While acceptance within the scientific community is generally required for introduction of expert testimony concerning a scientific procedure, Cornett v. State (1983), Ind., 450 N.E.2d 498 (concerning voice spectograph evidence), the Indiana legislature has addressed the issue concerning levels of alcohol in the body. IND. CODE § 9-11-4-15, supra, provides for the use of various bodily substances, in addition to whole blood, to be tested in order to establish the weight of alcohol in the blood. The statute, IND. CODE § 9-11-2-1, then sets the standard for intoxication in terms of weight of alcohol in blood which could only be determined by converting the results obtained from the testing of the other bodily substances. Thus our legislature has provided for the use of the evidence to which appellant objects. Appellant's expert witness admitted the Indiana statute allows such conversions, *130 but stated other states are reevaluating such procedure because of the possibility of error. This argument, however, is better addressed to the legislature as such reevaluation of the statute and possible change occasioned thereby are legislative, not judicial, functions.

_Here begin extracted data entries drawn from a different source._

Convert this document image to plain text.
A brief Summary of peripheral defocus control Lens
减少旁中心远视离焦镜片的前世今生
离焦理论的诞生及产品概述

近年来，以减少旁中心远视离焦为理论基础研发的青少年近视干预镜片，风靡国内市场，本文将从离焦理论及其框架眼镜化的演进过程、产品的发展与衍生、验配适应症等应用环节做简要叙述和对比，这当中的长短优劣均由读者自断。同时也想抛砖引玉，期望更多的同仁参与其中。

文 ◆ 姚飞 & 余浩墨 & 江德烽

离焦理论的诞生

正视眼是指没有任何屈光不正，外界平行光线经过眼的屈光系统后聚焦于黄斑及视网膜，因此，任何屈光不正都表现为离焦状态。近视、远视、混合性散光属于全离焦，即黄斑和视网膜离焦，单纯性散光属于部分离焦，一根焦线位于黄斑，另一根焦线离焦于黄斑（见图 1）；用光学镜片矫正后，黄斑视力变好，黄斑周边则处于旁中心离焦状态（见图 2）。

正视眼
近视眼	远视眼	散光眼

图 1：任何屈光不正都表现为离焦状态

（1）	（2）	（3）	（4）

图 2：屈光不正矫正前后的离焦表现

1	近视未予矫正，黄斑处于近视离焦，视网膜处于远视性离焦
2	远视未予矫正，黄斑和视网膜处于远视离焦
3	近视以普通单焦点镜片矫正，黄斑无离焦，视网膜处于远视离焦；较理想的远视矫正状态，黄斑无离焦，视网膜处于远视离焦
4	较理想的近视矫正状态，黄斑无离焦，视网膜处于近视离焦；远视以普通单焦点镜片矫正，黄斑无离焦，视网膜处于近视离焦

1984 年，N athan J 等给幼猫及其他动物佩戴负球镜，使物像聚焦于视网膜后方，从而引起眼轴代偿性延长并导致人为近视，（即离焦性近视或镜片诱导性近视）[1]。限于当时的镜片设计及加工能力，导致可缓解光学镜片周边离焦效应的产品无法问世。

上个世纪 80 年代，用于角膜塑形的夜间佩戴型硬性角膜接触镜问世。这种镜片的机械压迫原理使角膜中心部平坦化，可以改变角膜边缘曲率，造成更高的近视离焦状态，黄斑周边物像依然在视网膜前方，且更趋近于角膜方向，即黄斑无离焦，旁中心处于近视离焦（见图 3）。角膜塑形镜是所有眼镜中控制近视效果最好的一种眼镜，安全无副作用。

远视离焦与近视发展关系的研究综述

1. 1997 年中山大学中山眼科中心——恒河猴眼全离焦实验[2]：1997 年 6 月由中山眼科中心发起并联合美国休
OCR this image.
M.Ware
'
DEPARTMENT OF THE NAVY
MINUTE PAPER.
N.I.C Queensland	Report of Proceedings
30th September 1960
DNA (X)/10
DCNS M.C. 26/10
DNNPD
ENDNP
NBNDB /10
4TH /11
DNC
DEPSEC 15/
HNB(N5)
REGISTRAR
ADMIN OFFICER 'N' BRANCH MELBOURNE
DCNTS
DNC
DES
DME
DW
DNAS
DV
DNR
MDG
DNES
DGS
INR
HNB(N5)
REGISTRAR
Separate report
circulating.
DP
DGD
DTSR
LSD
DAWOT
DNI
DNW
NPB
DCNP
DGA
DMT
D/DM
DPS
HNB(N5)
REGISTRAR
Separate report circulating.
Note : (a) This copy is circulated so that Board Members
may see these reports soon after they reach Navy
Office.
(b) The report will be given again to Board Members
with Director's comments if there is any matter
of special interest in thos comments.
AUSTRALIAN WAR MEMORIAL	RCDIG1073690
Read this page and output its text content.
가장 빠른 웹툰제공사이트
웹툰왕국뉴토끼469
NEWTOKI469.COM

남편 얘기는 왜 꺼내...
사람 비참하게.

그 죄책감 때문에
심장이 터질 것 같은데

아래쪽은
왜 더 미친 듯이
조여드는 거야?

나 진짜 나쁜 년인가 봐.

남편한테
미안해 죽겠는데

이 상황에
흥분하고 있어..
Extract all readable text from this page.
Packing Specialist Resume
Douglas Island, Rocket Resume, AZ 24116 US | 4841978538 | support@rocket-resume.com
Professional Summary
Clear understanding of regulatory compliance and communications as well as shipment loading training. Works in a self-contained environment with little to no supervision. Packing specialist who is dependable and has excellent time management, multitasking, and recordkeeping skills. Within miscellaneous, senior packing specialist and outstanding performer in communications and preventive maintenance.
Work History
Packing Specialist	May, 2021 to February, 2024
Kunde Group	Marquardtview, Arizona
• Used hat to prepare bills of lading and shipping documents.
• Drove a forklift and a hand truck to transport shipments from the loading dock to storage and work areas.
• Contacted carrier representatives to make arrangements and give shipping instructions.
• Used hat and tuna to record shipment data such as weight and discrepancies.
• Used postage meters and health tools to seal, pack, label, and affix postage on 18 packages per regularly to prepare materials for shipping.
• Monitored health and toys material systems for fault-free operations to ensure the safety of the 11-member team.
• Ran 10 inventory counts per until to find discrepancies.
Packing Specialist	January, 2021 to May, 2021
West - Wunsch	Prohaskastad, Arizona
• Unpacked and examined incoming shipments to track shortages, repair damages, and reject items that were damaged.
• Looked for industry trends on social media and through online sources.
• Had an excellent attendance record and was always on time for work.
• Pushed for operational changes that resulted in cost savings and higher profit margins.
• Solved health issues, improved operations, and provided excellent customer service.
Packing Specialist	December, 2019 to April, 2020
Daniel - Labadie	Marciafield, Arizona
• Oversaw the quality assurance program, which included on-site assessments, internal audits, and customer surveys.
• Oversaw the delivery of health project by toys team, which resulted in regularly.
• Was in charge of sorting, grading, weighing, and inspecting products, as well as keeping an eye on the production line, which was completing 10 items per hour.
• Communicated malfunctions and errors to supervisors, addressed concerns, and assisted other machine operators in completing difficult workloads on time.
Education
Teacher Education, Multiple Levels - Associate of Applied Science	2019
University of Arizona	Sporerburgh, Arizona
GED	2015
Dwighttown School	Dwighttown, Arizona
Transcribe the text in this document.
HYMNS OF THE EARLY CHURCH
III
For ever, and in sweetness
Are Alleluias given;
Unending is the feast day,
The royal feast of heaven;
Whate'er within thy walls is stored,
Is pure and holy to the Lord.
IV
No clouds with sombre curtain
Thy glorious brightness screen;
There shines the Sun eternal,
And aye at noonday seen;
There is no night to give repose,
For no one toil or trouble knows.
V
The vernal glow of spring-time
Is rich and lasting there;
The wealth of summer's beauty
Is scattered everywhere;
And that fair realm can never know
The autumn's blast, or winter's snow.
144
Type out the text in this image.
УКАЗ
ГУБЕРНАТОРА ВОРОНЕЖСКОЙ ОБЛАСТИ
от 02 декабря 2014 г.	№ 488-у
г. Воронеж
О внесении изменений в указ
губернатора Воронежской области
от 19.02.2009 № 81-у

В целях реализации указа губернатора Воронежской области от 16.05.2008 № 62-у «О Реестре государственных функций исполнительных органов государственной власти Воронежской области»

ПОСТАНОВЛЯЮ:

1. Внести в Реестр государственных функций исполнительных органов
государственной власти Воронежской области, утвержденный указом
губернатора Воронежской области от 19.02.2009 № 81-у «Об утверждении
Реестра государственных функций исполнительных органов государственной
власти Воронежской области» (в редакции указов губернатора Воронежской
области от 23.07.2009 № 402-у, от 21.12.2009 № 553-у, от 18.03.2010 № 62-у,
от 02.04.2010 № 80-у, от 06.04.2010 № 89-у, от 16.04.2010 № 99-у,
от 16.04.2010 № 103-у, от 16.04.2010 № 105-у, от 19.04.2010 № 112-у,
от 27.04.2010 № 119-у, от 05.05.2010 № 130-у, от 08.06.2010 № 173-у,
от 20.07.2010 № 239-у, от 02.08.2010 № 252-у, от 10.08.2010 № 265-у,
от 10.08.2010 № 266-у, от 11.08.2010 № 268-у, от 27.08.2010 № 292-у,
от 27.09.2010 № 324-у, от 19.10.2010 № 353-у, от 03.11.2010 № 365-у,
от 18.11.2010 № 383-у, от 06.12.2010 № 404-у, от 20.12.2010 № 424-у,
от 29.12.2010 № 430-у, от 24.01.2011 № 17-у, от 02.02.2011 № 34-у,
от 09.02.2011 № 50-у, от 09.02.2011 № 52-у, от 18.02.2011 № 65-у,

The basic evidence being admissible pursuant to statute, the differences of opinions presented by the experts as to the validity of the figures resulting from the conversion procedure do not prevent admissibility of the results. The final decision as to the weight to be given the test results is a matter left to the jury after presentation of evidence and cross-examination of experts. Orr v. State (1984), Ind. App., 472 N.E.2d 627, trans. denied. Therefore the evidence of the results of the serum alcohol content test was properly admissible with evidence of conversion procedure.

Finally, appellant questions the sufficiency of the evidence to sustain his conviction of operating a motor vehicle while intoxicated resulting in a death, asserting failure of the State to prove the death was the result of his intoxication. To convict pursuant to IND. CODE § 9-11-2-5, supra, the State must prove beyond a reasonable doubt the intoxication did cause the death. Higginbotham v. State, supra, Ind. App., 427 N.E.2d 896 (construing predecessor statute, IND. CODE § 9-4-1-54, repealed by P.L. 143, 1983, SEC. 9). However, to determine the sufficiency of the evidence to prove causation, the appellate court will neither weigh the evidence nor judge the credibility of witnesses since those are fact-finder responsibilities. This Court looks only to the evidence most favorable to the State and the reasonable inferences therefrom, and if the conviction is supported by substantial evidence of probative value, it will be affirmed. Orr v. State, supra, 472 N.E.2d at 638. In this case, there was evidence presented which tended to establish appellant's intoxication resulted in the death. Payne, the driver of the other vehicle involved in the accident, testified the auto driven by Shuman darted out in front of him as he approached the intersection. In addition there was testimony presented as to appellant's unsafe driving just prior to the accident. On the other hand there was evidence presented as to the intoxication of the other driver, Payne, his lack of reaction to the Shuman-driven vehicle by way of braking or trying to avoid the collision, his possible high rate of speed in going through an intersection as opined by an expert witness and his lack of veracity when first questioned at the scene. There being probative evidence as to causation both by Shuman and Payne, the jury had the final decision and we will not reweigh the evidence nor reassess the credibility of witnesses in reaching that decision. See, Freeman v. State (1985), Ind. App., 482 N.E.2d 266.

Having found no error, the trial court judgment is affirmed.


STATON, P.J., and GARRARD, J., concur.